Motorista de Deus
Chamei um taxi e em vez de motorista veio um filósofo. Contou um pouco da sua história rapidinho. Era um sujeito valente, que andava às vezes com dois revólveres na cintura. “Queria ser um cara perigoso, porque achava isso bonito”, lembra. Era destemido.
Trabalhava à noite e passou por vários perrengues, transportando passageiros inconfiáveis para bairros distantes, em plena madrugada. Treinava tiro ao alvo e talvez se alguma proposta “decente” surgisse naquela época, viraria pistoleiro. Então teve um aneurisma. Passou por três cirurgias, o que lhe deixaram um afundamento lateral do crânio, mas sobreviveu. Na verdade, nasceu de novo, pois depois disso, como ele diz, “me entreguei a Jesus e passei a ser outro homem”, de modo que hoje é agradecido pelo ataque que não lhe deixou nenhuma sequela.
Sua vida de fato mudou, da água pro vinho, como se diz. Continua na praça, mas agora sua arma é uma bíblia, que ele mantém no painel à frente do banco do carona, à mostra e disponível. Por recomendação médica, não trabalha mais à noite. E quem entra em seu carro é quase certo que irá escutar, além da sua história, algumas palavras inspiradas de fé e filosofia teológica.
Um dos seus passageiros habituais é um dependente químico, a quem ele não cansa de “pregar”. O sujeito faz tratamento, passa seis meses “limpo”, mas então volta a fumar, ou “fritar” a merla, em inevitáveis recaídas que o deixam cheio de angústia. Um dia o motorista lhe disse: “Irmão, vou dar um conselho pra você nunca mais voltar a fumar isso. Está vendo essa pastilha aqui, do tamanho de uma unha? Pois coloque ela no chão, pise com o calcanhar e diga: em nome de Jesus, nunca mais vou voltar a fumar essa droga, porque ela é pequena e eu sou grande, porque ela é uma simples pedra, e eu sou um espírito de Deus, e sendo eu de Deus, nada pode me derrubar”.
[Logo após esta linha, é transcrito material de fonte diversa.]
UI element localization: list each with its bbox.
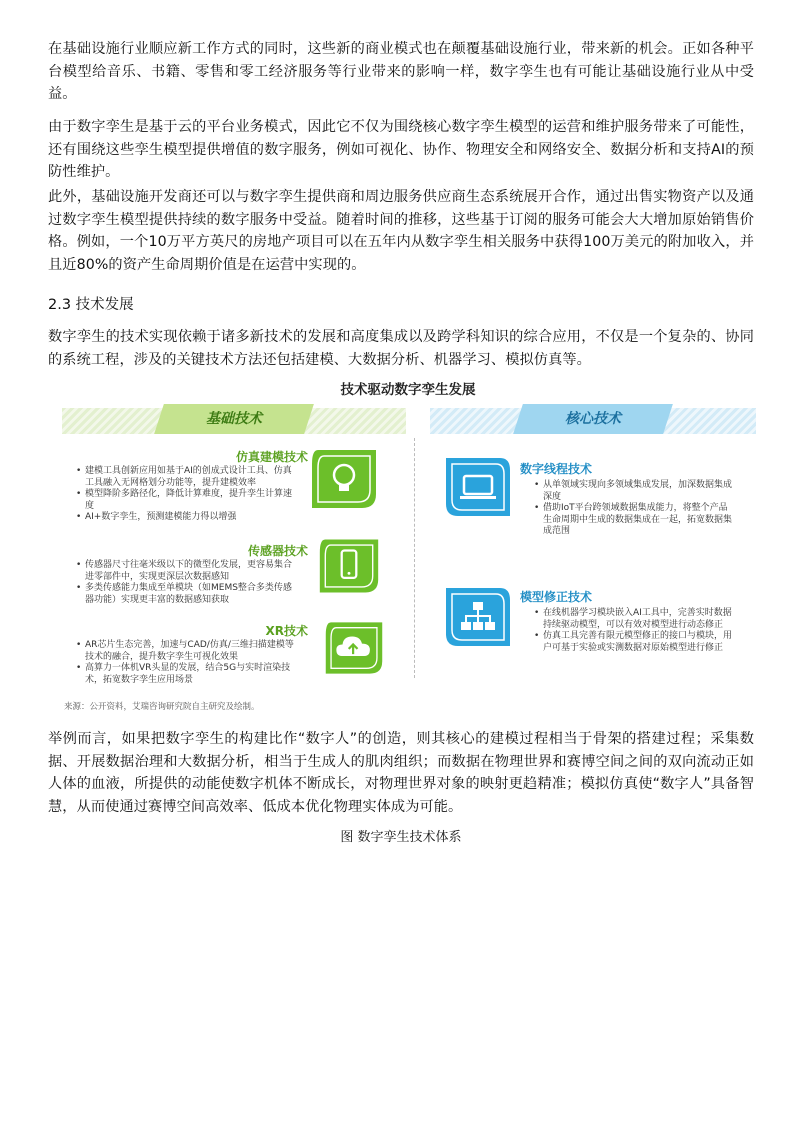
smartphone-icon (318, 536, 380, 596)
figure-source: 来源：公开资料，艾瑞咨询研究院自主研究及绘制。 (64, 702, 260, 712)
sensor-tech-title: 传感器技术 (247, 544, 308, 558)
bullet: • 从单领域实现向多领域集成发展，加深数据集成深度 (534, 480, 734, 503)
closing-paragraph: 举例而言，如果把数字孪生的构建比作“数字人”的创造，则其核心的建模过程相当于骨架的搭建过程；采集数据、开展数据治理和大数据分析，相当于生成人的肌肉组织；而数据在物理世界和赛博空间之间的双向流动正如人体的血液，所提供的动能使数字机体不断成长，对物理世界对象的映射更趋精准；模拟仿真使“数字人”具备智慧，从而使通过赛博空间高效率、低成本优化物理实体成为可能。 (48, 731, 754, 815)
foundation-tag (154, 404, 314, 434)
figure-caption: 图 数字孪生技术体系 (340, 830, 462, 845)
lightbulb-icon (310, 448, 378, 510)
core-tag (513, 404, 673, 434)
digital-thread-bullets (534, 480, 734, 538)
panel-divider (414, 438, 415, 678)
core-tag-label: 核心技术 (565, 411, 621, 427)
model-correction-bullets (534, 608, 734, 654)
digital-thread-title: 数字线程技术 (520, 462, 593, 476)
section-heading: 2.3 技术发展 (48, 297, 134, 313)
intro-paragraph: 数字孪生的技术实现依赖于诸多新技术的发展和高度集成以及跨学科知识的综合应用，不仅是一个复杂的、协同的系统工程，涉及的关键技术方法还包括建模、大数据分析、机器学习、模拟仿真等。 (48, 329, 754, 368)
bullet: • 传感器尺寸往毫米级以下的微型化发展，更容易集合进零部件中，实现更深层次数据感知 (76, 560, 296, 583)
cloud-upload-icon (324, 618, 384, 678)
xr-tech-bullets (76, 640, 296, 686)
hierarchy-icon (444, 586, 512, 648)
technology-figure (58, 378, 758, 718)
monitor-icon (444, 456, 512, 518)
bullet: • 建模工具创新应用如基于AI的创成式设计工具、仿真工具融入无网格划分功能等，提升建模效率 (76, 466, 296, 489)
bullet: • 多类传感能力集成至单模块（如MEMS整合多类传感器功能）实现更丰富的数据感知获取 (76, 583, 296, 606)
model-correction-title: 模型修正技术 (520, 590, 593, 604)
figure-title: 技术驱动数字孪生发展 (340, 382, 476, 398)
bullet: • 高算力一体机VR头显的发展，结合5G与实时渲染技术，拓宽数字孪生应用场景 (76, 663, 296, 686)
xr-tech-title: XR技术 (265, 624, 308, 638)
core-tech-panel (430, 404, 756, 684)
bullet: • 模型降阶多路径化，降低计算难度，提升孪生计算速度 (76, 489, 296, 512)
bullet: • 在线机器学习模块嵌入AI工具中，完善实时数据持续驱动模型，可以有效对模型进行动态修正 (534, 608, 734, 631)
bullet: • 借助IoT平台跨领域数据集成能力，将整个产品生命周期中生成的数据集成在一起，拓宽数据集成范围 (534, 503, 734, 538)
foundation-tag-label: 基础技术 (206, 411, 262, 427)
paragraph-2: 由于数字孪生是基于云的平台业务模式，因此它不仅为围绕核心数字孪生模型的运营和维护服务带来了可能性，还有围绕这些孪生模型提供增值的数字服务，例如可视化、协作、物理安全和网络安全、数据分析和支持AI的预防性维护。 (48, 119, 754, 180)
simulation-modeling-title: 仿真建模技术 (235, 450, 308, 464)
bullet: • AR芯片生态完善，加速与CAD/仿真/三维扫描建模等技术的融合，提升数字孪生可视化效果 (76, 640, 296, 663)
simulation-modeling-bullets (76, 466, 296, 524)
bullet: • 仿真工具完善有限元模型修正的接口与模块，用户可基于实验或实测数据对原始模型进行修正 (534, 631, 734, 654)
bullet: • AI+数字孪生，预测建模能力得以增强 (76, 512, 296, 524)
paragraph-3: 此外，基础设施开发商还可以与数字孪生提供商和周边服务供应商生态系统展开合作，通过出售实物资产以及通过数字孪生模型提供持续的数字服务中受益。随着时间的推移，这些基于订阅的服务可能会大大增加原始销售价格。例如，一个10万平方英尺的房地产项目可以在五年内从数字孪生相关服务中获得100万美元的附加收入，并且近80%的资产生命周期价值是在运营中实现的。 (48, 189, 754, 273)
sensor-tech-bullets (76, 560, 296, 606)
foundation-tech-panel (62, 404, 406, 684)
paragraph-1: 在基础设施行业顺应新工作方式的同时，这些新的商业模式也在颠覆基础设施行业，带来新的机会。正如各种平台模型给音乐、书籍、零售和零工经济服务等行业带来的影响一样，数字孪生也有可能让基础设施行业从中受益。 (48, 41, 754, 102)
Ele diz que viciados, traficantes ou ladrões que entram no seu carro, gostam de ouvir suas palavras, porque se sentem consolados, ainda que se admirem deles mesmos por não conseguirem, apesar de concordar com cada frase, deixar o caminho torto. “Quando virei crente, não mudei meu comportamento com os amigos e conhecidos que permaneceram no mundo. De jeito nenhum. Sou o mesmo com cada um deles”, diz, e completa: “Porque o homem que se aproxima verdadeiramente de Deus deve ser como o rabo do cavalo: quanto mais cresce, mais se chega perto do chão”.